El tema La encuera, que me parece muy divertido, muestra otra faceta en tus composiciones,  esta vez con una carga de humor. ¿Qué te inspiró esa composición?

(Risas) Me río porque la gente me pregunta como así que eres la encuera, y me da mucha risa. Ese tema lo hice hace tiempo cuando por acá andaban unos políticos en campaña. No voy a mentar ningún nombre, para no favorecer a nadie. Entonces estos políticos me dijeron que les prestara el patio mío para hacer una reunión… yo se los presté. Y resulta que uno de ellos se dio cuenta que yo tenía unos tambores en la sala, y me dijo que esos tambores de quiénes eran y yo le dije que yo cantaba, que era cantadora y me pidió que le cantara algo, comenzamos a cantar y a tocar. Él me dijo “hombre, pero esos temas hay que grabarlos”, y le contesté que no tenía recursos, y él me dijo que me iba a ayudar y que me iba a conseguir un estudio en Cartagena, el tiempo paso, y yo pensé que eso era promesa de político, y un día, me llamó y me dijo que me tenía el estudio listo, que me fuera enseguida para Cartagena, que saliera rápido, y yo le dije que tenía que arreglarme, buscar los músicos, y él me dijo “vea no se ponga con tanta vuelta, véngase enseguida así sea encuera” y yo lo que me imaginé era saliendo encuera por toda Cartagena (risas) imagínese.
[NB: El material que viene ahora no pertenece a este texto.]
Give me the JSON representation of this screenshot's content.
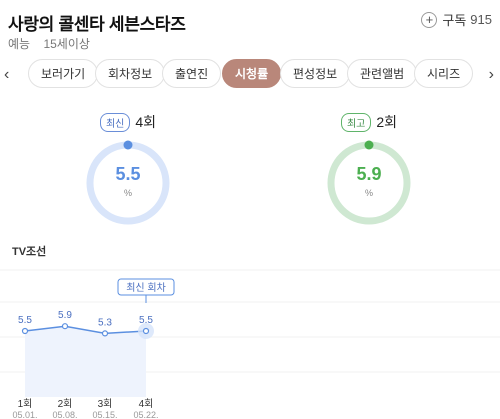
{
  "header": {
    "title": "사랑의 콜센타 세븐스타즈",
    "genre": "예능",
    "rating": "15세이상",
    "subscribe_label": "구독",
    "subscribe_count": "915"
  },
  "tabs": [
    {
      "label": "보러가기",
      "active": false
    },
    {
      "label": "회차정보",
      "active": false
    },
    {
      "label": "출연진",
      "active": false
    },
    {
      "label": "시청률",
      "active": true
    },
    {
      "label": "편성정보",
      "active": false
    },
    {
      "label": "관련앨범",
      "active": false
    },
    {
      "label": "시리즈",
      "active": false
    }
  ],
  "latest": {
    "badge": "최신",
    "episode": "4회",
    "value": "5.5",
    "unit": "%",
    "color": "#5b8fe0",
    "track": "#d9e5fa"
  },
  "best": {
    "badge": "최고",
    "episode": "2회",
    "value": "5.9",
    "unit": "%",
    "color": "#4caf50",
    "track": "#cfe8d2"
  },
  "section_label": "TV조선",
  "chart_data": {
    "type": "line",
    "categories": [
      "1회",
      "2회",
      "3회",
      "4회"
    ],
    "dates": [
      "05.01.",
      "05.08.",
      "05.15.",
      "05.22."
    ],
    "values": [
      5.5,
      5.9,
      5.3,
      5.5
    ],
    "value_labels": [
      "5.5",
      "5.9",
      "5.3",
      "5.5"
    ],
    "annotation": "최신 회차",
    "annotation_index": 3,
    "ylim": [
      0,
      10
    ],
    "grid": true,
    "line_color": "#5b8fe0",
    "fill_color": "#eef3fd"
  }
}
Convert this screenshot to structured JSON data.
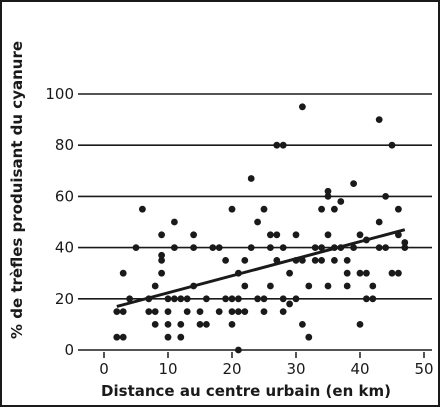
{
  "chart_data": {
    "type": "scatter",
    "title": "",
    "xlabel": "Distance au centre urbain (en km)",
    "ylabel": "% de trèfles produisant du cyanure",
    "xlim": [
      -1,
      50
    ],
    "ylim": [
      0,
      100
    ],
    "xticks": [
      "0",
      "10",
      "20",
      "30",
      "40",
      "50"
    ],
    "yticks": [
      "0",
      "20",
      "40",
      "60",
      "80",
      "100"
    ],
    "grid": "horizontal",
    "point_color": "#1a1a1a",
    "points": [
      [
        2,
        5
      ],
      [
        3,
        5
      ],
      [
        2,
        15
      ],
      [
        3,
        15
      ],
      [
        3,
        30
      ],
      [
        4,
        20
      ],
      [
        5,
        40
      ],
      [
        6,
        55
      ],
      [
        7,
        20
      ],
      [
        7,
        15
      ],
      [
        8,
        10
      ],
      [
        8,
        15
      ],
      [
        8,
        25
      ],
      [
        9,
        30
      ],
      [
        9,
        45
      ],
      [
        9,
        37
      ],
      [
        9,
        35
      ],
      [
        10,
        20
      ],
      [
        10,
        15
      ],
      [
        10,
        10
      ],
      [
        10,
        5
      ],
      [
        11,
        20
      ],
      [
        11,
        40
      ],
      [
        11,
        50
      ],
      [
        12,
        20
      ],
      [
        12,
        10
      ],
      [
        12,
        5
      ],
      [
        13,
        20
      ],
      [
        13,
        15
      ],
      [
        14,
        25
      ],
      [
        14,
        45
      ],
      [
        14,
        40
      ],
      [
        15,
        10
      ],
      [
        15,
        15
      ],
      [
        16,
        10
      ],
      [
        16,
        20
      ],
      [
        17,
        40
      ],
      [
        18,
        40
      ],
      [
        18,
        15
      ],
      [
        19,
        35
      ],
      [
        19,
        20
      ],
      [
        20,
        55
      ],
      [
        20,
        20
      ],
      [
        20,
        15
      ],
      [
        20,
        10
      ],
      [
        21,
        30
      ],
      [
        21,
        20
      ],
      [
        21,
        15
      ],
      [
        21,
        0
      ],
      [
        22,
        35
      ],
      [
        22,
        25
      ],
      [
        22,
        15
      ],
      [
        23,
        67
      ],
      [
        23,
        40
      ],
      [
        24,
        50
      ],
      [
        24,
        20
      ],
      [
        25,
        20
      ],
      [
        25,
        15
      ],
      [
        25,
        55
      ],
      [
        26,
        45
      ],
      [
        26,
        40
      ],
      [
        26,
        25
      ],
      [
        27,
        80
      ],
      [
        27,
        45
      ],
      [
        27,
        35
      ],
      [
        28,
        80
      ],
      [
        28,
        40
      ],
      [
        28,
        15
      ],
      [
        28,
        20
      ],
      [
        29,
        30
      ],
      [
        29,
        18
      ],
      [
        30,
        45
      ],
      [
        30,
        35
      ],
      [
        30,
        20
      ],
      [
        31,
        95
      ],
      [
        31,
        10
      ],
      [
        31,
        35
      ],
      [
        32,
        5
      ],
      [
        32,
        25
      ],
      [
        33,
        40
      ],
      [
        33,
        35
      ],
      [
        34,
        55
      ],
      [
        34,
        40
      ],
      [
        34,
        35
      ],
      [
        35,
        60
      ],
      [
        35,
        62
      ],
      [
        35,
        45
      ],
      [
        35,
        25
      ],
      [
        36,
        55
      ],
      [
        36,
        40
      ],
      [
        36,
        35
      ],
      [
        37,
        58
      ],
      [
        37,
        40
      ],
      [
        38,
        35
      ],
      [
        38,
        30
      ],
      [
        38,
        25
      ],
      [
        39,
        65
      ],
      [
        39,
        40
      ],
      [
        40,
        45
      ],
      [
        40,
        30
      ],
      [
        40,
        10
      ],
      [
        41,
        43
      ],
      [
        41,
        30
      ],
      [
        41,
        20
      ],
      [
        42,
        25
      ],
      [
        42,
        20
      ],
      [
        43,
        90
      ],
      [
        43,
        50
      ],
      [
        43,
        40
      ],
      [
        44,
        60
      ],
      [
        44,
        40
      ],
      [
        45,
        80
      ],
      [
        45,
        30
      ],
      [
        46,
        55
      ],
      [
        46,
        30
      ],
      [
        46,
        45
      ],
      [
        47,
        42
      ],
      [
        47,
        40
      ]
    ],
    "trendline": {
      "x": [
        2,
        47
      ],
      "y": [
        17,
        47
      ]
    }
  }
}
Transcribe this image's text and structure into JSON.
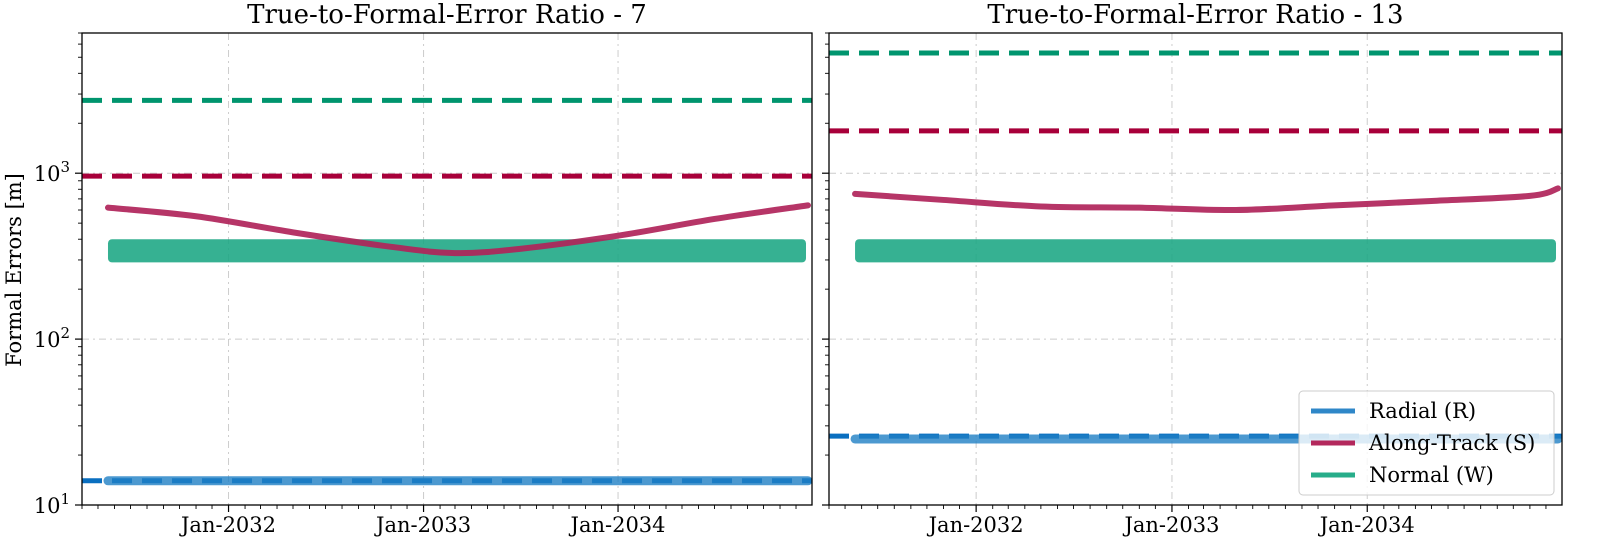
{
  "colors": {
    "radial": "#1f7fc4",
    "along_track": "#b0245a",
    "normal": "#1aa683",
    "radial_dashed": "#0a6fc0",
    "along_track_dashed": "#a8003a",
    "normal_dashed": "#00956e"
  },
  "shared_ylabel": "Formal Errors [m]",
  "legend": {
    "placement": "lower-right",
    "entries": [
      {
        "label": "Radial (R)",
        "color": "#2f87c8"
      },
      {
        "label": "Along-Track (S)",
        "color": "#b3285c"
      },
      {
        "label": "Normal (W)",
        "color": "#27ad8a"
      }
    ]
  },
  "chart_data": [
    {
      "type": "line",
      "title": "True-to-Formal-Error Ratio - 7",
      "xlabel": "",
      "ylabel": "Formal Errors [m]",
      "yscale": "log",
      "ylim": [
        10,
        7000
      ],
      "xlim": [
        "2031-04-01",
        "2034-12-31"
      ],
      "xticks": [
        "Jan-2032",
        "Jan-2033",
        "Jan-2034"
      ],
      "yticks": [
        "10^1",
        "10^2",
        "10^3"
      ],
      "grid": true,
      "series": [
        {
          "name": "Radial (R)",
          "style": "solid-thick",
          "x": [
            "2031-05-01",
            "2031-11-01",
            "2032-05-01",
            "2032-11-01",
            "2033-05-01",
            "2033-11-01",
            "2034-05-01",
            "2034-11-01",
            "2034-12-31"
          ],
          "values": [
            14,
            14,
            14,
            14,
            14,
            14,
            14,
            14,
            14
          ]
        },
        {
          "name": "Along-Track (S)",
          "style": "solid",
          "x": [
            "2031-05-01",
            "2031-11-01",
            "2032-05-01",
            "2032-11-01",
            "2033-03-01",
            "2033-07-01",
            "2034-01-01",
            "2034-07-01",
            "2034-12-31"
          ],
          "values": [
            620,
            550,
            440,
            360,
            330,
            350,
            420,
            530,
            640
          ]
        },
        {
          "name": "Normal (W)",
          "style": "band",
          "x": [
            "2031-05-01",
            "2034-12-31"
          ],
          "lower": [
            290,
            290
          ],
          "upper": [
            400,
            400
          ]
        }
      ],
      "reference_lines": [
        {
          "component": "Radial (R)",
          "value": 14
        },
        {
          "component": "Along-Track (S)",
          "value": 960
        },
        {
          "component": "Normal (W)",
          "value": 2750
        }
      ]
    },
    {
      "type": "line",
      "title": "True-to-Formal-Error Ratio - 13",
      "xlabel": "",
      "yscale": "log",
      "ylim": [
        10,
        7000
      ],
      "xlim": [
        "2031-04-01",
        "2034-12-31"
      ],
      "xticks": [
        "Jan-2032",
        "Jan-2033",
        "Jan-2034"
      ],
      "grid": true,
      "series": [
        {
          "name": "Radial (R)",
          "style": "solid-thick",
          "x": [
            "2031-05-01",
            "2031-11-01",
            "2032-05-01",
            "2032-11-01",
            "2033-05-01",
            "2033-11-01",
            "2034-05-01",
            "2034-11-01",
            "2034-12-31"
          ],
          "values": [
            25,
            25,
            25,
            25,
            25,
            25,
            25,
            25,
            25
          ]
        },
        {
          "name": "Along-Track (S)",
          "style": "solid",
          "x": [
            "2031-05-01",
            "2031-11-01",
            "2032-05-01",
            "2032-11-01",
            "2033-05-01",
            "2033-11-01",
            "2034-05-01",
            "2034-11-01",
            "2034-12-31"
          ],
          "values": [
            750,
            690,
            630,
            620,
            600,
            640,
            680,
            730,
            810
          ]
        },
        {
          "name": "Normal (W)",
          "style": "band",
          "x": [
            "2031-05-01",
            "2034-12-31"
          ],
          "lower": [
            290,
            290
          ],
          "upper": [
            400,
            400
          ]
        }
      ],
      "reference_lines": [
        {
          "component": "Radial (R)",
          "value": 26
        },
        {
          "component": "Along-Track (S)",
          "value": 1800
        },
        {
          "component": "Normal (W)",
          "value": 5300
        }
      ]
    }
  ]
}
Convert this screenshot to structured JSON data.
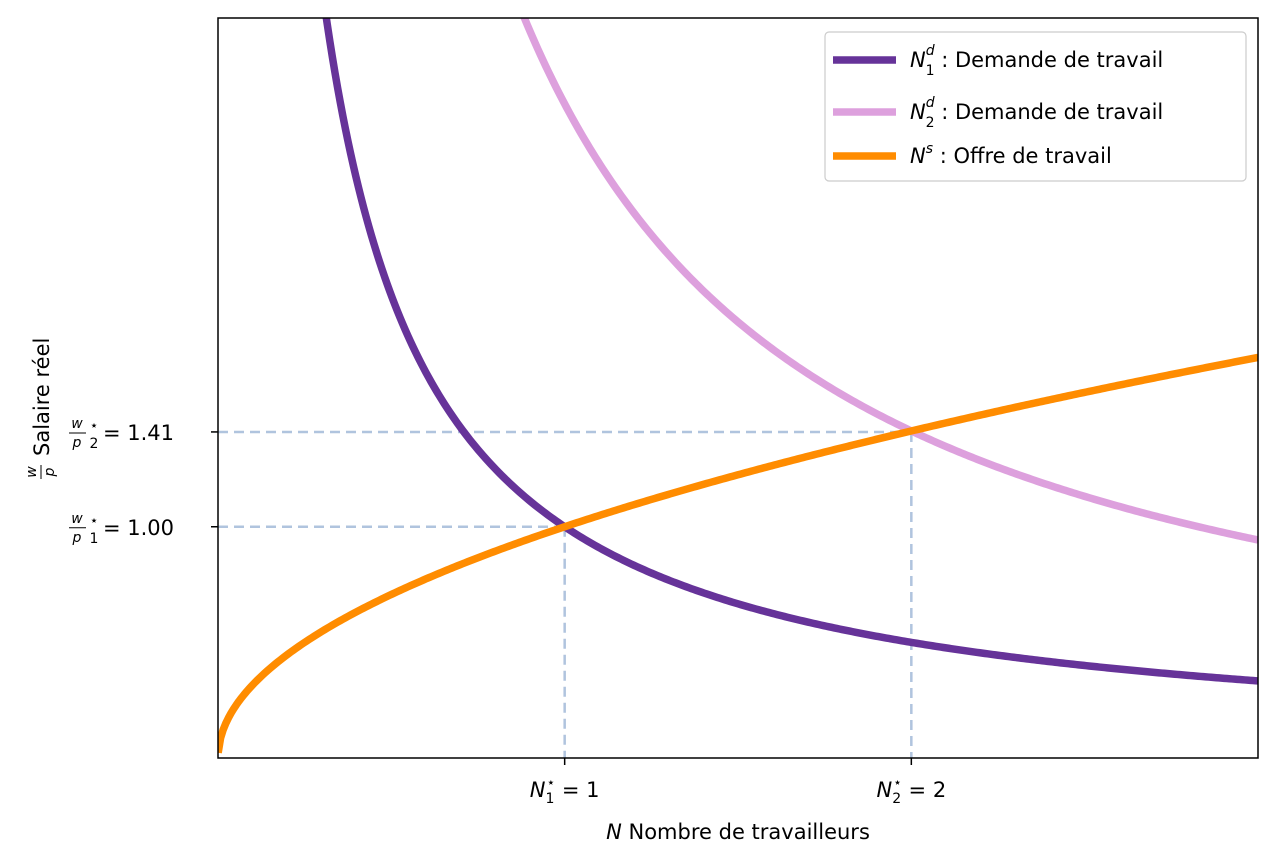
{
  "chart_data": {
    "type": "line",
    "xlabel_var": "N",
    "xlabel_text": " Nombre de travailleurs",
    "ylabel_frac_num": "w",
    "ylabel_frac_den": "p",
    "ylabel_text": "Salaire réel",
    "xlim": [
      0,
      3.0
    ],
    "ylim": [
      0,
      3.2
    ],
    "grid": false,
    "legend_position": "top-right",
    "series": [
      {
        "key": "nd1",
        "name": "N₁ᵈ : Demande de travail",
        "legend_main": "N",
        "legend_sub": "1",
        "legend_sup": "d",
        "legend_text": " : Demande de travail",
        "function": "1/x",
        "color": "#663399"
      },
      {
        "key": "nd2",
        "name": "N₂ᵈ : Demande de travail",
        "legend_main": "N",
        "legend_sub": "2",
        "legend_sup": "d",
        "legend_text": " : Demande de travail",
        "function": "2*sqrt(2)/x",
        "color": "#dda0dd"
      },
      {
        "key": "ns",
        "name": "Nˢ : Offre de travail",
        "legend_main": "N",
        "legend_sub": "",
        "legend_sup": "s",
        "legend_text": " : Offre de travail",
        "function": "sqrt(x)",
        "color": "#ff8c00"
      }
    ],
    "equilibria": [
      {
        "x": 1,
        "y": 1.0
      },
      {
        "x": 2,
        "y": 1.41
      }
    ],
    "guide_color": "#b0c4de",
    "x_ticks": [
      {
        "value": 1,
        "main": "N",
        "sub": "1",
        "sup": "⋆",
        "rest": " = 1"
      },
      {
        "value": 2,
        "main": "N",
        "sub": "2",
        "sup": "⋆",
        "rest": " = 2"
      }
    ],
    "y_ticks": [
      {
        "value": 1.0,
        "frac_num": "w",
        "frac_den": "p",
        "sub": "1",
        "sup": "⋆",
        "rest": " = 1.00"
      },
      {
        "value": 1.41,
        "frac_num": "w",
        "frac_den": "p",
        "sub": "2",
        "sup": "⋆",
        "rest": " = 1.41"
      }
    ]
  }
}
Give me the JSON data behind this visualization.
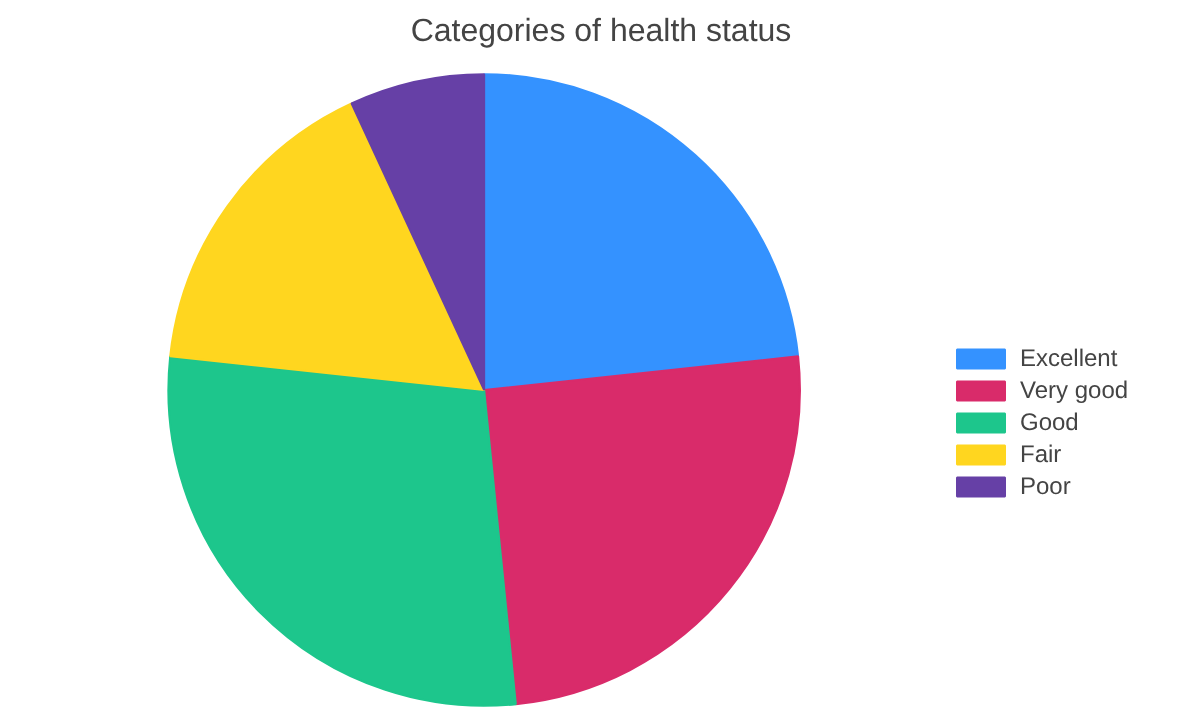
{
  "chart_data": {
    "type": "pie",
    "title": "Categories of health status",
    "categories": [
      "Excellent",
      "Very good",
      "Good",
      "Fair",
      "Poor"
    ],
    "values": [
      23.3,
      25.1,
      28.3,
      16.4,
      6.9
    ],
    "colors": [
      "#3492ff",
      "#d92b6a",
      "#1dc68c",
      "#ffd61f",
      "#6640a6"
    ],
    "legend": "right"
  }
}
Luego hace como un año, cosiéndole una pollera a Noris, se me vino el tema a la cabeza, y después decidí que la Niña, mi hija Joselina Llerena, tenía que cantarlo.

Veo una mayor participación de tu hija Joselina en este CD, ella había cantado otros temas como Iguana, por ejemplo, en un CD anterior, pero esta vez siento que su voz suena más libre, más segura, vigorosa.

Claro que sí, la Niña lleva a mi lado muchos años cantando bullerengue y ha ido mejorando, ya se suelta más, su voz está cogiendo más forma, pero lo más importante es que  ahí está asegurada la tradición de la familia de las Martínez.